Review: Empire in Black and Gold (Shadows of the Apt # 1)

Adrian Tchaikovsky: Empire in Black and Gold (Shadows of the Apt # 1). (Tor Books, 2008)

So back in 2009 I bought three books by Adrian Tchaikovsky because they sounded very interesting … and I thought it was a trilogy. After they arrived, I realized these were the first three books in a series supposed to be 10 books. Finally, I got around to starting on this series – and I’m really impressed. This first book in the series is also apparently Tchaikovsky’s first novel and although the plot line is somewhat familiar from other fantasy series – and also, from some real life circumstances – he has managed to create something new.
This is solely because of the various insect kinden that populate the book. Each kinden has it’s own characteristics, each has their own special abilities. Beetles are solid, robust people – mantis are excellent fighters and killers.
The story in this book is about a small band of unlikely heroes who try to tell their city as well as other cities about the danger from the expanding Wasp Empire. The leader of our band is one Stenwold Maker, a beetle, who years ago has seen what the Empire is capable of. No one however pays any attention to Stenwold’s warning however and suddenly the Wasps are knocking on the door, all charming and diplomatic of course.
And suddenly, death knocks on Stenwold’s window and forces his hand, sending his niece Che, his ward Tynisa and their friends Salma and Totho out as agents. They are however followed and separated and various events occur that forces each of them to grow up and realize more about their potentials and abilities.

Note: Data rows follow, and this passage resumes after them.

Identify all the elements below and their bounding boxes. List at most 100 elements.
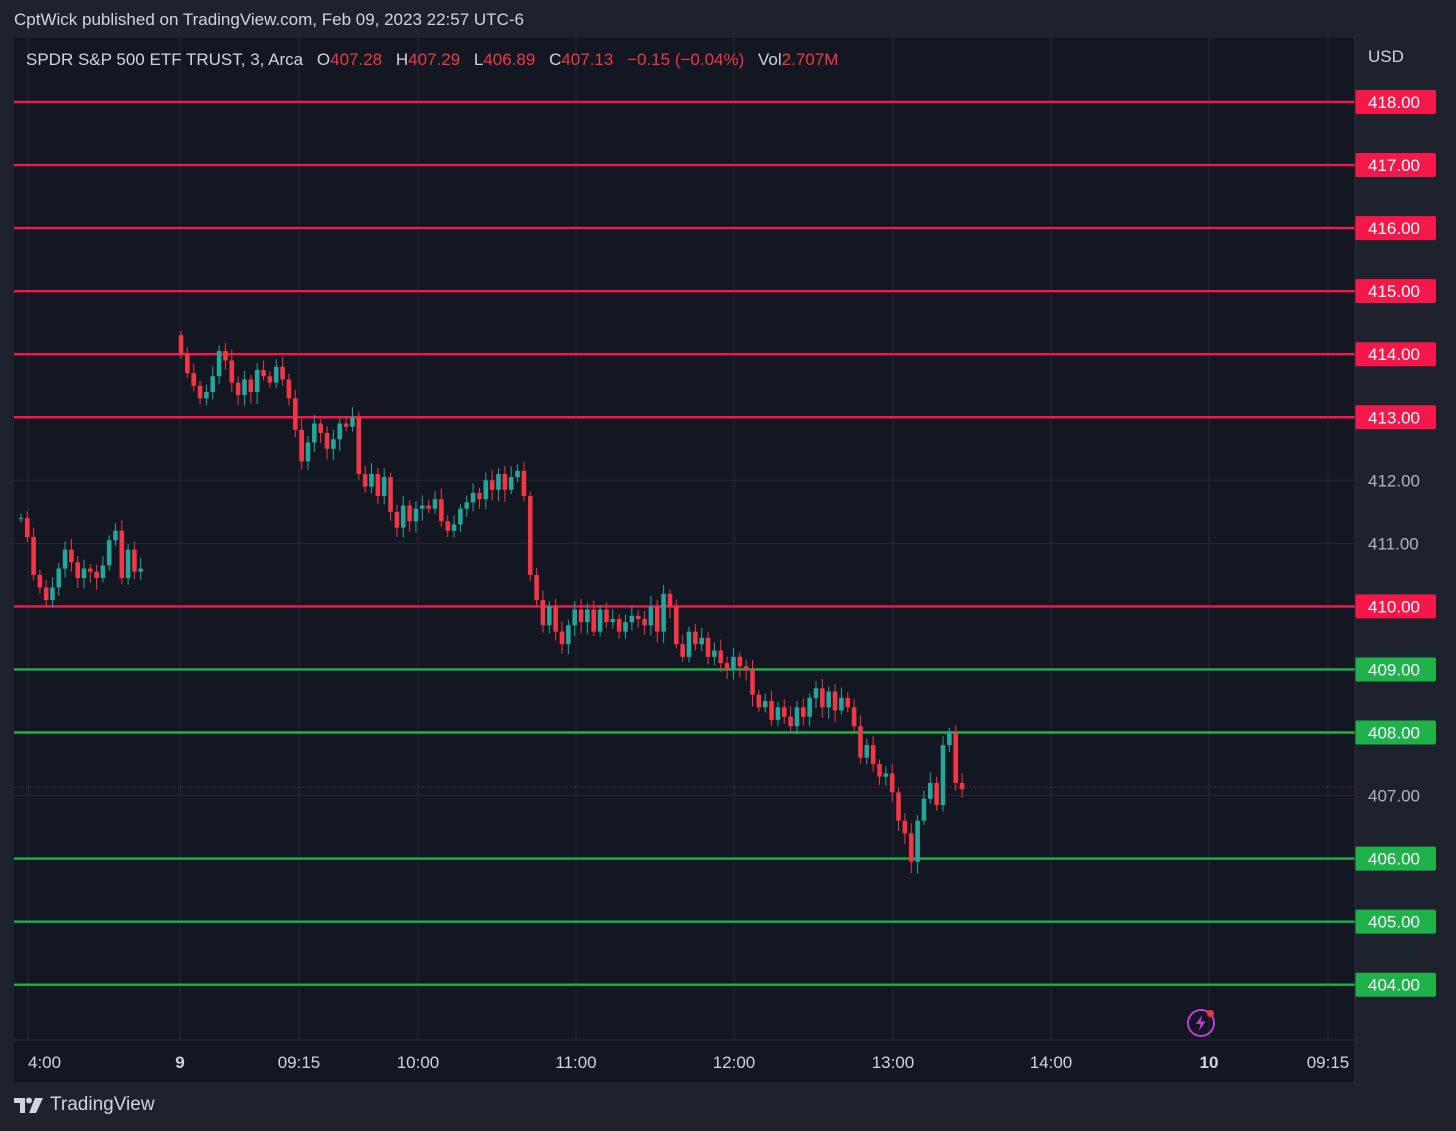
candle-71[interactable]: [502, 465, 508, 502]
candle-133[interactable]: [896, 787, 901, 831]
candle-58[interactable]: [420, 495, 425, 521]
candle-99[interactable]: [680, 634, 685, 662]
candle-88[interactable]: [610, 609, 616, 629]
candle-3[interactable]: [37, 569, 43, 594]
candle-80[interactable]: [559, 621, 565, 654]
candle-36[interactable]: [280, 356, 285, 386]
candle-109[interactable]: [743, 659, 749, 681]
candle-79[interactable]: [553, 598, 558, 641]
candle-90[interactable]: [623, 614, 628, 640]
price-label-410.00[interactable]: 410.00: [1355, 594, 1436, 619]
candle-104[interactable]: [712, 642, 717, 666]
price-label-414.00[interactable]: 414.00: [1355, 342, 1436, 367]
candle-42[interactable]: [318, 419, 323, 444]
candle-131[interactable]: [883, 766, 889, 786]
candle-18[interactable]: [132, 541, 137, 580]
candle-85[interactable]: [591, 600, 597, 637]
candle-87[interactable]: [604, 602, 609, 628]
candle-56[interactable]: [407, 500, 412, 533]
candle-64[interactable]: [458, 504, 463, 533]
candle-39[interactable]: [299, 419, 304, 470]
time-axis[interactable]: 4:00 9 09:15 10:00 11:00 12:00 13:00 14:00 10 09:…: [28, 1053, 1349, 1072]
candle-35[interactable]: [273, 359, 279, 389]
candle-86[interactable]: [597, 605, 603, 637]
candle-15[interactable]: [113, 523, 118, 546]
candle-125[interactable]: [845, 692, 851, 713]
time-label-0[interactable]: 4:00: [28, 1053, 61, 1072]
candle-106[interactable]: [724, 656, 730, 679]
candle-41[interactable]: [312, 414, 317, 452]
candle-27[interactable]: [223, 342, 228, 370]
candle-69[interactable]: [489, 470, 495, 501]
candle-60[interactable]: [432, 491, 438, 514]
candle-52[interactable]: [381, 468, 387, 505]
candle-128[interactable]: [864, 738, 870, 765]
time-label-3[interactable]: 10:00: [397, 1053, 440, 1072]
candle-2[interactable]: [31, 527, 36, 581]
price-label-413.00[interactable]: 413.00: [1355, 405, 1436, 430]
candle-94[interactable]: [648, 595, 654, 636]
candle-111[interactable]: [756, 689, 762, 712]
candle-119[interactable]: [807, 693, 812, 727]
candle-53[interactable]: [388, 472, 393, 521]
candle-137[interactable]: [921, 790, 927, 826]
candle-77[interactable]: [540, 590, 546, 633]
candle-28[interactable]: [229, 349, 235, 393]
time-label-4[interactable]: 11:00: [555, 1053, 596, 1072]
candle-31[interactable]: [248, 375, 254, 404]
candle-63[interactable]: [451, 515, 457, 538]
candle-11[interactable]: [88, 564, 93, 584]
candle-112[interactable]: [762, 693, 768, 713]
candle-51[interactable]: [375, 467, 381, 504]
candle-116[interactable]: [788, 706, 793, 734]
candle-75[interactable]: [527, 491, 533, 582]
candle-48[interactable]: [356, 411, 362, 480]
candle-89[interactable]: [616, 613, 622, 639]
price-label-407.00[interactable]: 407.00: [1368, 787, 1420, 806]
candle-123[interactable]: [832, 683, 838, 723]
candle-127[interactable]: [858, 715, 863, 765]
candle-1[interactable]: [25, 511, 30, 543]
price-label-405.00[interactable]: 405.00: [1355, 909, 1436, 934]
candle-138[interactable]: [928, 772, 933, 804]
candle-114[interactable]: [775, 701, 781, 727]
candle-45[interactable]: [337, 418, 343, 452]
candle-108[interactable]: [737, 652, 743, 678]
price-axis[interactable]: 418.00 417.00 416.00 415.00 414.00 413.00 412.…: [1355, 90, 1436, 997]
candle-136[interactable]: [915, 815, 920, 874]
candle-7[interactable]: [62, 541, 68, 578]
candle-78[interactable]: [547, 601, 552, 634]
candle-34[interactable]: [267, 371, 273, 388]
candle-32[interactable]: [254, 363, 260, 405]
candle-115[interactable]: [781, 699, 787, 724]
candle-44[interactable]: [331, 429, 336, 461]
candle-67[interactable]: [477, 487, 482, 509]
candle-124[interactable]: [839, 687, 844, 715]
candle-105[interactable]: [718, 639, 724, 672]
candle-22[interactable]: [191, 363, 196, 392]
symbol-name[interactable]: SPDR S&P 500 ETF TRUST, 3, Arca: [26, 50, 304, 69]
candle-16[interactable]: [119, 520, 125, 585]
candle-92[interactable]: [635, 610, 641, 628]
candle-24[interactable]: [204, 384, 209, 406]
candle-68[interactable]: [483, 472, 489, 510]
candle-6[interactable]: [56, 562, 62, 596]
candles[interactable]: [18, 330, 965, 874]
currency-label[interactable]: USD: [1368, 47, 1404, 66]
candle-65[interactable]: [464, 495, 470, 517]
candle-25[interactable]: [210, 366, 216, 400]
candle-117[interactable]: [794, 700, 800, 735]
candle-135[interactable]: [908, 823, 914, 874]
candle-132[interactable]: [889, 764, 895, 802]
time-label-6[interactable]: 13:00: [872, 1053, 915, 1072]
candle-76[interactable]: [534, 567, 539, 608]
candle-129[interactable]: [870, 736, 876, 772]
candle-143[interactable]: [959, 773, 965, 798]
candle-12[interactable]: [94, 564, 99, 591]
price-label-415.00[interactable]: 415.00: [1355, 279, 1436, 304]
price-label-416.00[interactable]: 416.00: [1355, 216, 1436, 241]
candle-13[interactable]: [100, 555, 106, 583]
candle-120[interactable]: [813, 681, 819, 708]
candle-93[interactable]: [642, 610, 647, 635]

This book deals with issues that are very common in our world today. The Wasp Empire reminds me at the same time of Hitler’s Nazi Germany as well as the Empire in Star Wars, and the issues raised because of these are what all occupied – and soon to be occupied – experience. More interesting to me, though, was the issues between the various kinden, how hatred has been grown through centuries, how old old conflict still influence how we see each other, how our beliefs and religions make us look with suspicion on anyone with other ways of thinking.

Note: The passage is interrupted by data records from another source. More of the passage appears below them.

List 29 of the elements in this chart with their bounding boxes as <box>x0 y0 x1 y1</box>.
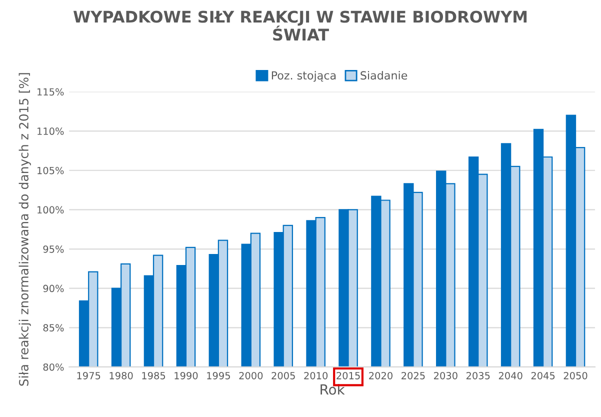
x-tick-label: 1985 <box>142 372 166 380</box>
x-tick-label: 2045 <box>531 372 555 380</box>
y-tick-label: 105% <box>38 166 64 174</box>
y-tick-label: 100% <box>38 206 64 214</box>
legend-label: Siadanie <box>360 70 408 80</box>
x-tick-label: 2000 <box>239 372 263 380</box>
x-tick-label: 1975 <box>77 372 100 380</box>
x-tick-label: 2035 <box>466 372 490 380</box>
y-tick-label: 85% <box>43 324 64 332</box>
y-tick-label: 110% <box>38 128 64 135</box>
x-tick-label: 2040 <box>498 372 522 380</box>
x-tick-label: 2005 <box>272 372 295 380</box>
x-tick-label: 2030 <box>434 372 458 380</box>
y-tick-label: 115% <box>38 88 64 96</box>
legend-label: Poz. stojąca <box>272 70 336 82</box>
x-tick-label: 1990 <box>174 372 198 380</box>
x-tick-label: 1980 <box>110 372 133 380</box>
y-tick-label: 90% <box>43 284 64 292</box>
y-tick-label: 95% <box>43 245 64 253</box>
chart-title: WYPADKOWE SIŁY REAKCJI W STAWIE BIODROWYM ŚWIAT <box>73 10 527 41</box>
x-tick-label: 2015 <box>336 372 360 380</box>
x-tick-label: 2020 <box>369 372 392 380</box>
x-tick-label: 1995 <box>207 372 230 380</box>
y-axis-title: Siła reakcji znormalizowana do danych z 2015 [%] <box>18 73 31 386</box>
x-tick-label: 2050 <box>564 372 588 380</box>
x-tick-label: 2025 <box>402 372 425 380</box>
x-axis-title: Rok <box>320 384 345 395</box>
x-tick-label: 2010 <box>304 372 328 380</box>
y-tick-label: 80% <box>43 363 64 371</box>
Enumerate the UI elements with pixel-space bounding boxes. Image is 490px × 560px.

If you want to look at it in that light, this book is about the conflicts we see in our world, the conflicts between Christians and Muslims, the everyday racism we experience, the unwarranted hatred that sometimes flares up. This book is about all this, but presented in another world – and it works.

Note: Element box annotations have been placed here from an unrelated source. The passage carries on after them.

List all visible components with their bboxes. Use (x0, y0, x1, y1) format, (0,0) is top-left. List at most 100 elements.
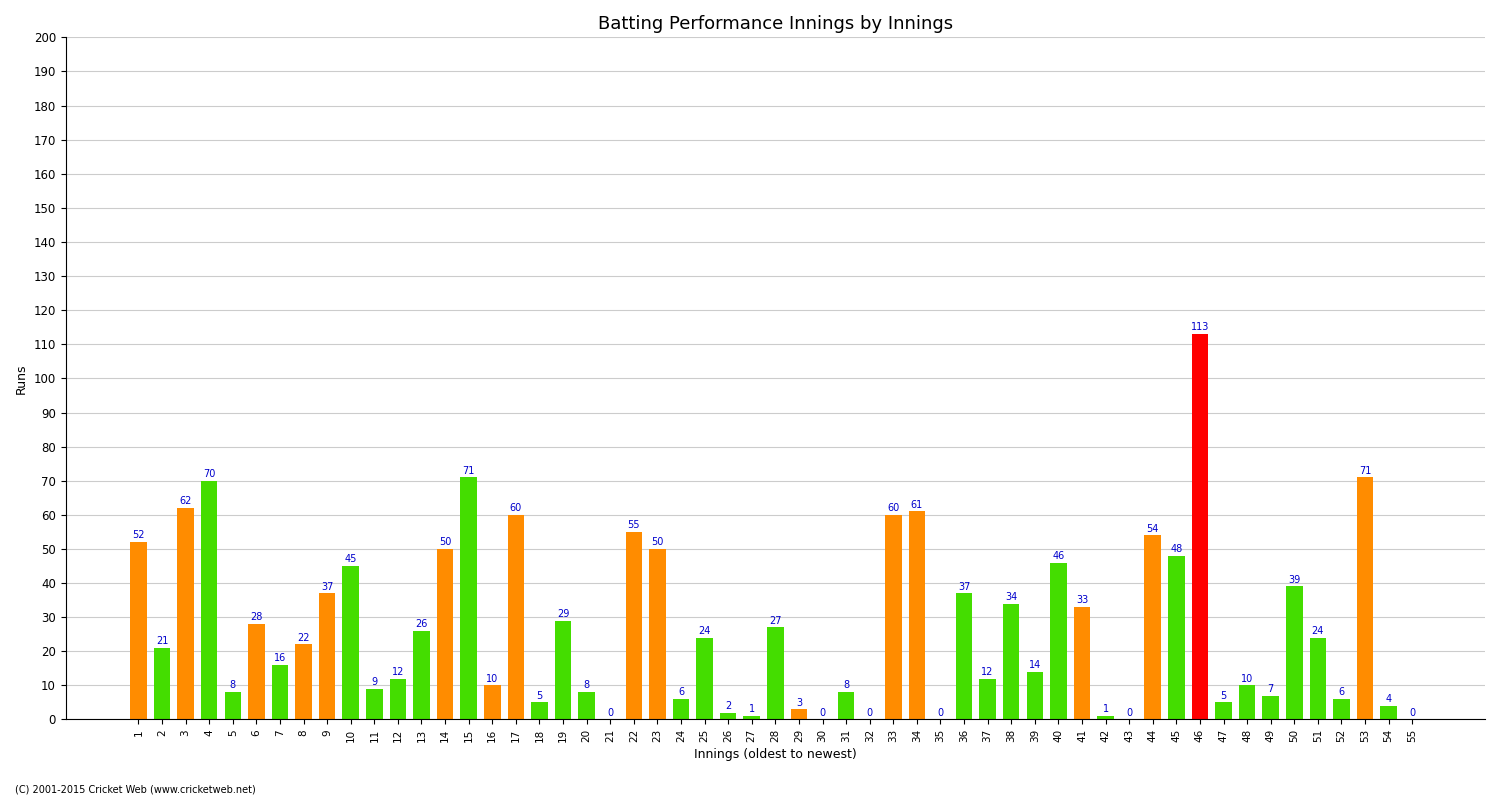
Text: 60: 60 (886, 503, 900, 513)
Bar (1026, 672, 1042, 719)
Text: 21: 21 (156, 636, 168, 646)
Bar (296, 645, 312, 719)
Bar (1191, 334, 1208, 719)
Text: 62: 62 (180, 496, 192, 506)
Text: 14: 14 (1029, 660, 1041, 670)
Text: 71: 71 (462, 466, 476, 476)
Bar (531, 702, 548, 719)
Text: 60: 60 (510, 503, 522, 513)
Bar (320, 594, 336, 719)
Bar (1380, 706, 1396, 719)
Bar (1358, 478, 1374, 719)
Text: 55: 55 (627, 520, 640, 530)
Text: 52: 52 (132, 530, 144, 541)
Text: 0: 0 (867, 708, 873, 718)
Text: 2: 2 (724, 701, 732, 711)
Text: 24: 24 (1311, 626, 1324, 636)
Text: 12: 12 (392, 667, 404, 677)
Bar (744, 716, 760, 719)
Text: 16: 16 (274, 653, 286, 663)
Bar (980, 678, 996, 719)
Text: 0: 0 (608, 708, 613, 718)
Bar (484, 686, 501, 719)
Text: 1: 1 (1102, 704, 1108, 714)
Text: 37: 37 (958, 582, 970, 591)
Bar (177, 508, 194, 719)
Text: 0: 0 (938, 708, 944, 718)
Text: 9: 9 (372, 677, 378, 687)
Bar (1144, 535, 1161, 719)
Bar (1286, 586, 1302, 719)
Y-axis label: Runs: Runs (15, 363, 28, 394)
Bar (154, 648, 171, 719)
Bar (1215, 702, 1231, 719)
Bar (1168, 556, 1185, 719)
Bar (766, 627, 783, 719)
Bar (248, 624, 264, 719)
Bar (272, 665, 288, 719)
Bar (909, 511, 926, 719)
Text: 22: 22 (297, 633, 310, 642)
Bar (366, 689, 382, 719)
X-axis label: Innings (oldest to newest): Innings (oldest to newest) (694, 748, 856, 761)
Text: 113: 113 (1191, 322, 1209, 332)
Bar (1050, 562, 1066, 719)
Text: 54: 54 (1146, 523, 1160, 534)
Text: 0: 0 (1408, 708, 1416, 718)
Text: 7: 7 (1268, 684, 1274, 694)
Text: 10: 10 (1240, 674, 1252, 684)
Bar (507, 515, 524, 719)
Bar (1263, 695, 1280, 719)
Text: 1: 1 (748, 704, 754, 714)
Text: 71: 71 (1359, 466, 1371, 476)
Text: 34: 34 (1005, 592, 1017, 602)
Text: 45: 45 (345, 554, 357, 564)
Text: 46: 46 (1053, 551, 1065, 561)
Text: 8: 8 (230, 681, 236, 690)
Text: 27: 27 (770, 616, 782, 626)
Text: 12: 12 (981, 667, 994, 677)
Bar (342, 566, 358, 719)
Text: 5: 5 (1221, 690, 1227, 701)
Title: Batting Performance Innings by Innings: Batting Performance Innings by Innings (598, 15, 952, 33)
Text: 50: 50 (651, 538, 663, 547)
Bar (460, 478, 477, 719)
Text: 0: 0 (819, 708, 825, 718)
Bar (1239, 686, 1256, 719)
Text: 37: 37 (321, 582, 333, 591)
Bar (1310, 638, 1326, 719)
Bar (436, 549, 453, 719)
Bar (1098, 716, 1114, 719)
Text: 28: 28 (251, 612, 262, 622)
Bar (839, 692, 855, 719)
Bar (650, 549, 666, 719)
Bar (672, 699, 688, 719)
Bar (696, 638, 712, 719)
Text: 0: 0 (1126, 708, 1132, 718)
Bar (885, 515, 902, 719)
Text: 4: 4 (1386, 694, 1392, 704)
Bar (720, 713, 736, 719)
Text: 50: 50 (440, 538, 452, 547)
Text: 70: 70 (202, 469, 216, 479)
Bar (555, 621, 572, 719)
Text: 26: 26 (416, 619, 428, 629)
Bar (413, 630, 429, 719)
Text: 8: 8 (843, 681, 849, 690)
Text: 48: 48 (1170, 544, 1182, 554)
Text: 29: 29 (556, 609, 568, 619)
Text: 8: 8 (584, 681, 590, 690)
Bar (790, 710, 807, 719)
Bar (390, 678, 406, 719)
Bar (579, 692, 596, 719)
Text: (C) 2001-2015 Cricket Web (www.cricketweb.net): (C) 2001-2015 Cricket Web (www.cricketwe… (15, 784, 255, 794)
Bar (1074, 607, 1090, 719)
Bar (956, 594, 972, 719)
Text: 39: 39 (1288, 574, 1300, 585)
Bar (130, 542, 147, 719)
Text: 61: 61 (910, 500, 922, 510)
Text: 24: 24 (699, 626, 711, 636)
Bar (1334, 699, 1350, 719)
Bar (626, 532, 642, 719)
Bar (201, 481, 217, 719)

The kinden all has their good and bad sides and even the big bad Empire shows it has individuals Wasps who aren’t either Nazi soldiers or storm troopers. This also add more depth to the story that there isn’t one individual kinden who’s just evil.
To me, this was a surprisingly good book. Even though the story is in some ways the same one we’ve read in the Dragonlance Chronicles, in the Wheel of Time series and in countless other novels, the insect kinden really give this a new twist that makes all the difference.